High Risk →

vm_start

Start a virtual machine by its ID. Optionally allow memory overcommit.

How to control vm_start ↓

What vm_start does on Truenas

AI agents invoke vm_start to trigger actions in Truenas. What it does depends on the arguments the agent supplies, and its effects often reach beyond the immediate call — builds kicked off, notifications sent, workflows started.

High Risk

Why vm_start needs a policy

Starting a virtual machine executes an operation that triggers external hypervisor actions and state changes. While not destructive or financial in nature, this falls under Execute because it runs a system command/operation whose effects (VM startup, resource allocation) depend on the provided ID argument.

From the tool's definition Tool name 'vm_start' and description 'Start a virtual machine by its ID' indicates execution of a VM operation. The optional 'memory overcommit' parameter shows this triggers external system operations with effects dependent on arguments.

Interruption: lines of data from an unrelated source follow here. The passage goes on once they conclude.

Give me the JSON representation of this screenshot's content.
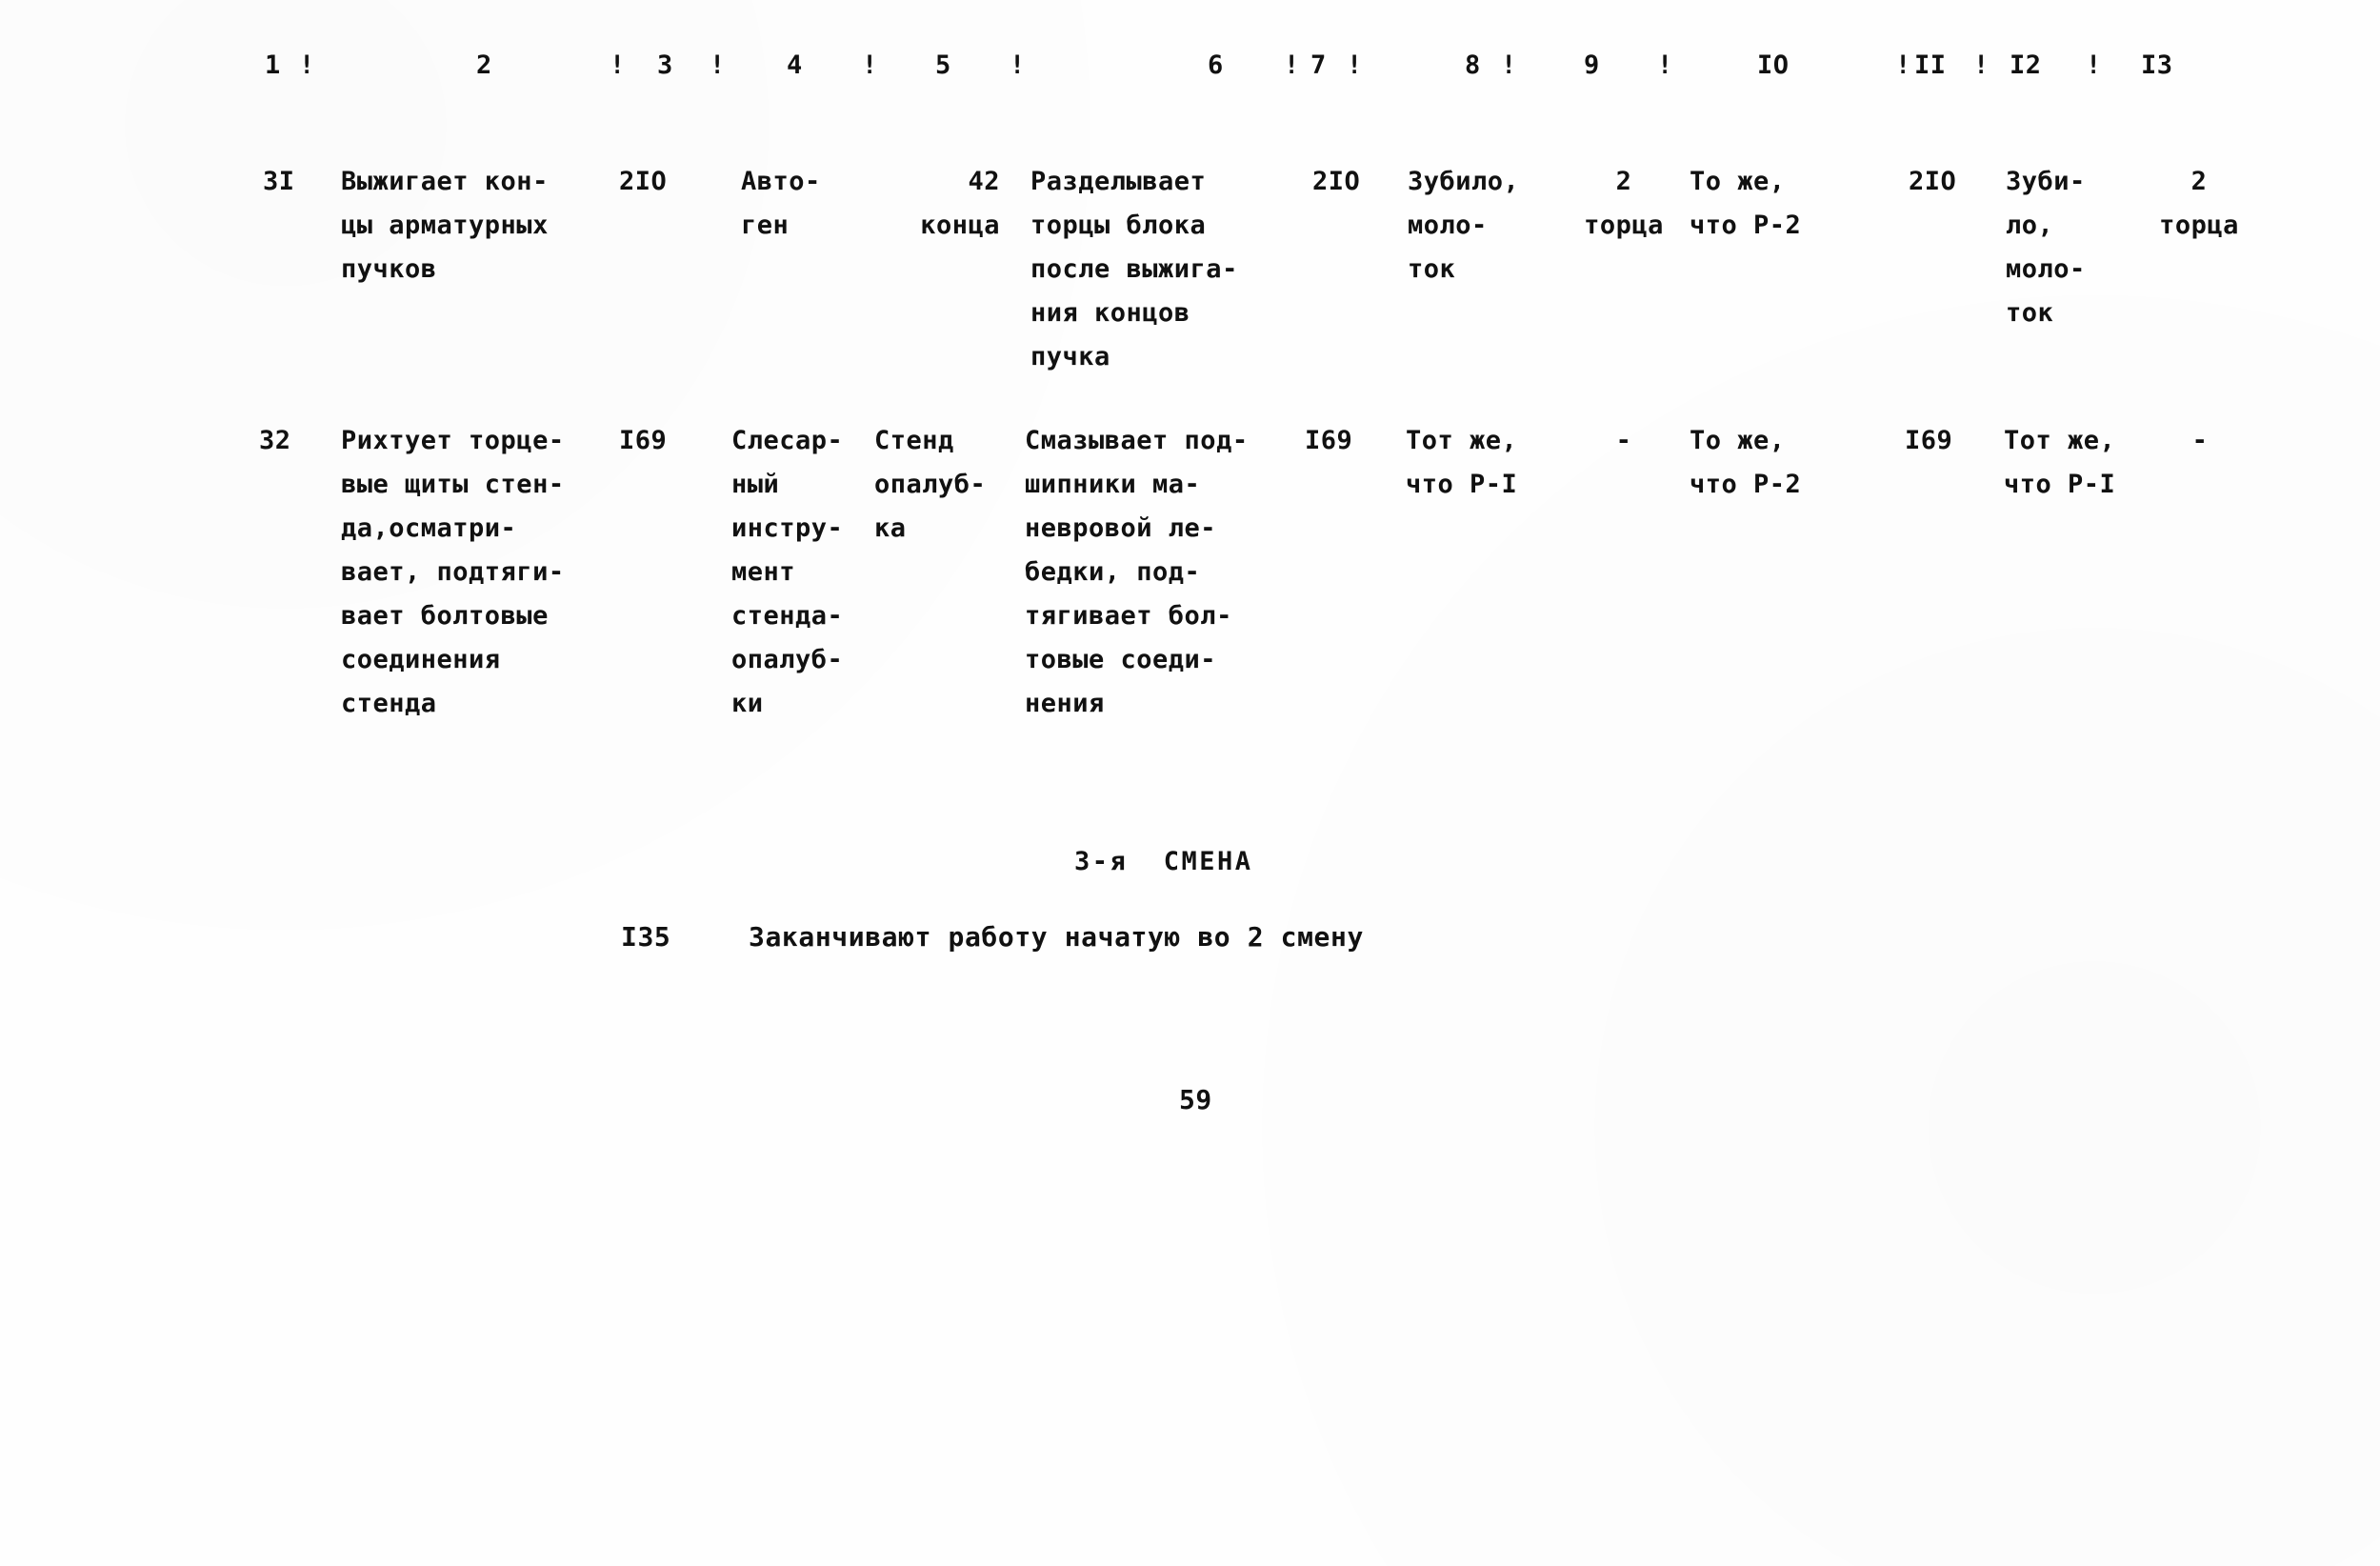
{
  "document": {
    "page_number": "59",
    "table": {
      "column_headers": [
        {
          "label": "1",
          "sep_before": "",
          "sep_after": "!"
        },
        {
          "label": "2",
          "sep_before": "",
          "sep_after": "!"
        },
        {
          "label": "3",
          "sep_before": "",
          "sep_after": "!"
        },
        {
          "label": "4",
          "sep_before": "",
          "sep_after": "!"
        },
        {
          "label": "5",
          "sep_before": "",
          "sep_after": "!"
        },
        {
          "label": "6",
          "sep_before": "",
          "sep_after": "!"
        },
        {
          "label": "7",
          "sep_before": "",
          "sep_after": "!"
        },
        {
          "label": "8",
          "sep_before": "",
          "sep_after": "!"
        },
        {
          "label": "9",
          "sep_before": "",
          "sep_after": "!"
        },
        {
          "label": "IO",
          "sep_before": "",
          "sep_after": "!"
        },
        {
          "label": "II",
          "sep_before": "!",
          "sep_after": "!"
        },
        {
          "label": "I2",
          "sep_before": "",
          "sep_after": "!"
        },
        {
          "label": "I3",
          "sep_before": "",
          "sep_after": ""
        }
      ],
      "header_sep_1": "!",
      "header_sep_2": "!",
      "header_sep_3": "!",
      "header_sep_4": "!",
      "header_sep_5": "!",
      "header_sep_6": "!",
      "header_sep_7": "!",
      "header_sep_8": "!",
      "header_sep_9": "!",
      "header_sep_10": "!",
      "header_sep_11": "!",
      "header_sep_12": "!",
      "rows": [
        {
          "num": "3I",
          "c2": "Выжигает кон-\nцы арматурных\nпучков",
          "c3": "2IO",
          "c4": "Авто-\nген",
          "c5": "42\nконца",
          "c6": "Разделывает\nторцы блока\nпосле выжига-\nния концов\nпучка",
          "c7": "2IO",
          "c8": "Зубило,\nмоло-\nток",
          "c9": "2\nторца",
          "c10": "То же,\nчто Р-2",
          "c11": "2IO",
          "c12": "Зуби-\nло,\nмоло-\nток",
          "c13": "2\nторца"
        },
        {
          "num": "32",
          "c2": "Рихтует торце-\nвые щиты стен-\nда,осматри-\nвает, подтяги-\nвает болтовые\nсоединения\nстенда",
          "c3": "I69",
          "c4": "Слесар-\nный\nинстру-\nмент\nстенда-\nопалуб-\nки",
          "c5": "Стенд\nопалуб-\nка",
          "c6": "Смазывает под-\nшипники ма-\nневровой ле-\nбедки, под-\nтягивает бол-\nтовые соеди-\nнения",
          "c7": "I69",
          "c8": "Тот же,\nчто Р-I",
          "c9": "-",
          "c10": "То же,\nчто Р-2",
          "c11": "I69",
          "c12": "Тот же,\nчто Р-I",
          "c13": "-"
        }
      ]
    },
    "shift_section": {
      "title": "3-я  СМЕНА",
      "entry_number": "I35",
      "entry_text": "Заканчивают работу начатую во 2 смену"
    }
  }
}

Documented attack patterns abuse exactly the kind of access vm_start gives an agent:

How to control vm_start

PolicyLayer is an MCP gateway — it sits between your AI agents and Truenas, and nothing reaches the server without passing your rules. This is the rule we recommend for vm_start:

policy.json
{
  "version": "1",
  "default": "deny",
  "tools": {
    "vm_start": {
      "limits": [
        {
          "counter": "vm_start_rate",
          "window": "minute",
          "max": 10,
          "scope": "grant"
        }
      ]
    }
  }
}

vm_start stays usable, but rate-capped — a runaway agent can't fire it dozens of times a minute. Everything else on the server is denied unless you say otherwise.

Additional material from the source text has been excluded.